Les grandes lignes d’un accord sont claires depuis longtemps : elles figurent dans les résolutions du Conseil de sécurité, les Principes de Madrid – y compris l’échange de terres contre la paix – la Feuille de route, l’Initiative de paix arabe de 2002 et les accords existants entre les parties. Ce qu’il faut maintenant c’est faire preuve de volonté et de courage politiques ainsi que d’un sens de responsabilité historique et d’une vision pour les jeunes générations.

Les questions liées au statut final ne pourront être réglées que par des négociations directes. Il reste toutefois encore beaucoup à faire pour créer les conditions qui permettront la reprise de négociations crédibles et concrètes et de préserver la viabilité de la solution à deux États.

Il est indispensable de respecter le cessez-le-feu conclu la semaine dernière, qui a mis fin à plus d’une semaine de violences dévastatrices à Gaza et dans le sud d’Israël. Il ne doit plus y avoir de tirs de roquettes depuis Gaza, tirs que j’ai à maintes reprises condamnés. Les questions toujours en suspens depuis l’adoption en janvier 2009 par le Conseil de sécurité de la résolution 1860 doivent être réglées une fois pour toute, à savoir mettre fin au bouclage, empêcher le trafic illicite d’armes et réaliser la réconciliation intrapalestinienne. L’unité palestinienne à l’appui d’une solution à deux États négociée est indispensable pour pouvoir créer un État palestinien à Gaza et en Cisjordanie. Les Palestiniens doivent absolument surmonter leurs divisions, sur la base des engagements pris par l’Organisation de libération de la Palestine, des positions du Quatuor et de l’Initiative de paix arabe.
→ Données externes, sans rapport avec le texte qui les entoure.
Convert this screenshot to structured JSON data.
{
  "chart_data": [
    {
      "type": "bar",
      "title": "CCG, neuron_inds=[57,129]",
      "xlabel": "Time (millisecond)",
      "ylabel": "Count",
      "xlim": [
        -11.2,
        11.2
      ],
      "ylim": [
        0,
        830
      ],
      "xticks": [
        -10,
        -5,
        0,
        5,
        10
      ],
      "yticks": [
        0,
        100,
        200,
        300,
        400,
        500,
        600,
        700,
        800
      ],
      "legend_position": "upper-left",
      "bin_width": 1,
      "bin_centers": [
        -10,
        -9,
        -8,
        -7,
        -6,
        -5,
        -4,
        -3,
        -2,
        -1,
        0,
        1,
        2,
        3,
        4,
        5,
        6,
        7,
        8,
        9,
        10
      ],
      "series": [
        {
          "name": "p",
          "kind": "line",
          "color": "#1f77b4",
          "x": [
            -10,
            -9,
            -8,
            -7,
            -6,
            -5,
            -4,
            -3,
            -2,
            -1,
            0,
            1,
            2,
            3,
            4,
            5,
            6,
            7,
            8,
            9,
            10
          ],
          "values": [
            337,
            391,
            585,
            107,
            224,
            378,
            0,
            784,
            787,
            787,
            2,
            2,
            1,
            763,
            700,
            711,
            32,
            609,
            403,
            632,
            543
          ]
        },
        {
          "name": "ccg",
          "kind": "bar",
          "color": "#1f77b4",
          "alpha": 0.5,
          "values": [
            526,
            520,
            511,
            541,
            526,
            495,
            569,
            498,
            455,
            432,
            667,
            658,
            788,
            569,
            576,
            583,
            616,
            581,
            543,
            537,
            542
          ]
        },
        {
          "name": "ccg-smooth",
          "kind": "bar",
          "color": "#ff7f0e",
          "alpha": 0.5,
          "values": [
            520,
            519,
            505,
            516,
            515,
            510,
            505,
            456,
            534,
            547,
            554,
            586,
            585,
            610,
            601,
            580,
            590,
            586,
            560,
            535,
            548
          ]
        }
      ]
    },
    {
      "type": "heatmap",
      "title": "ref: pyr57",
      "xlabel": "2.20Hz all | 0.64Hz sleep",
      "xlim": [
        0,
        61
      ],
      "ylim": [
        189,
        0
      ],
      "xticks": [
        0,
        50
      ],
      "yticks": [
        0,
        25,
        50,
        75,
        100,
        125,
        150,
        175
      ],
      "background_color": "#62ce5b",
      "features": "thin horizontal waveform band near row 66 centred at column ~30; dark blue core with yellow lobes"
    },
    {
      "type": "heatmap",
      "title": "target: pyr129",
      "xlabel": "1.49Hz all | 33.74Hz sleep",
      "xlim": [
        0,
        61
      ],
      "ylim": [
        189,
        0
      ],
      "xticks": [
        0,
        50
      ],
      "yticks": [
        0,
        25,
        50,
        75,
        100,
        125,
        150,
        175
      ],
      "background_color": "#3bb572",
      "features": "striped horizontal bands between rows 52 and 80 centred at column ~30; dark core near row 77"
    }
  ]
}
Il est tout aussi important de préserver les résultats louables des efforts d’édification de la nation faits par l’Autorité palestinienne en Cisjordanie et pour assurer la nécessaire continuité territoriale. La poursuite des implantations en Cisjordanie, y compris Jérusalem-Est, est contraire au droit international et à la Feuille de route et doit donc cesser. La communauté internationale n’acceptera pas les mesures prises unilatéralement sur le terrain. Il faut également permettre la mise en valeur et l’urbanisation de la zone C dans des conditions satisfaisantes au lieu des démolitions et de la confiscation des terres. Israël poursuit la construction du mur sur des terres qui se trouvent en Cisjordanie, en violation de l’Avis consultatif de la Cour internationale de Justice. La violence accrue dont font preuve les colons, qui se traduit par des blessés dans la population palestinienne et des dégâts aux biens, est également préoccupante.

Face à ces nombreux obstacles à la réalisation de leur aspiration légitime à un État, les Palestiniens ont décidé de demander le statut d’État non membre observateur à l’Assemblée générale. C’est aux États Membres de se prononcer sur cette demande. Il importe que tous ceux concernés le fassent de manière responsable et constructive.

Une paix juste et durable, souhaitée par des générations de Palestiniens et d’Israéliens, d’une paix qui mettra fin à l’occupation qui a commencé en 1967, mettra fin au conflit et garantira l’existence d’un État de Palestine indépendant, viable et souverain aux côtés d’un État d’Israël en sécurité, reste à réaliser. Je demande à Israël et aux dirigeants palestiniens de faire preuve de vision et de détermination. J’exhorte par ailleurs la communauté internationale à les aider à définir une voie politique crédible qui répondra aux aspirations légitimes des deux parties.

Je m’engage à faire tout ce qui est en mon pouvoir pour contribuer à la réalisation de cet objectif. En cette journée internationale, je compte sur tous ceux concernés pour qu’ils travaillent ensemble afin de concrétiser la solidarité en action positive pour la paix.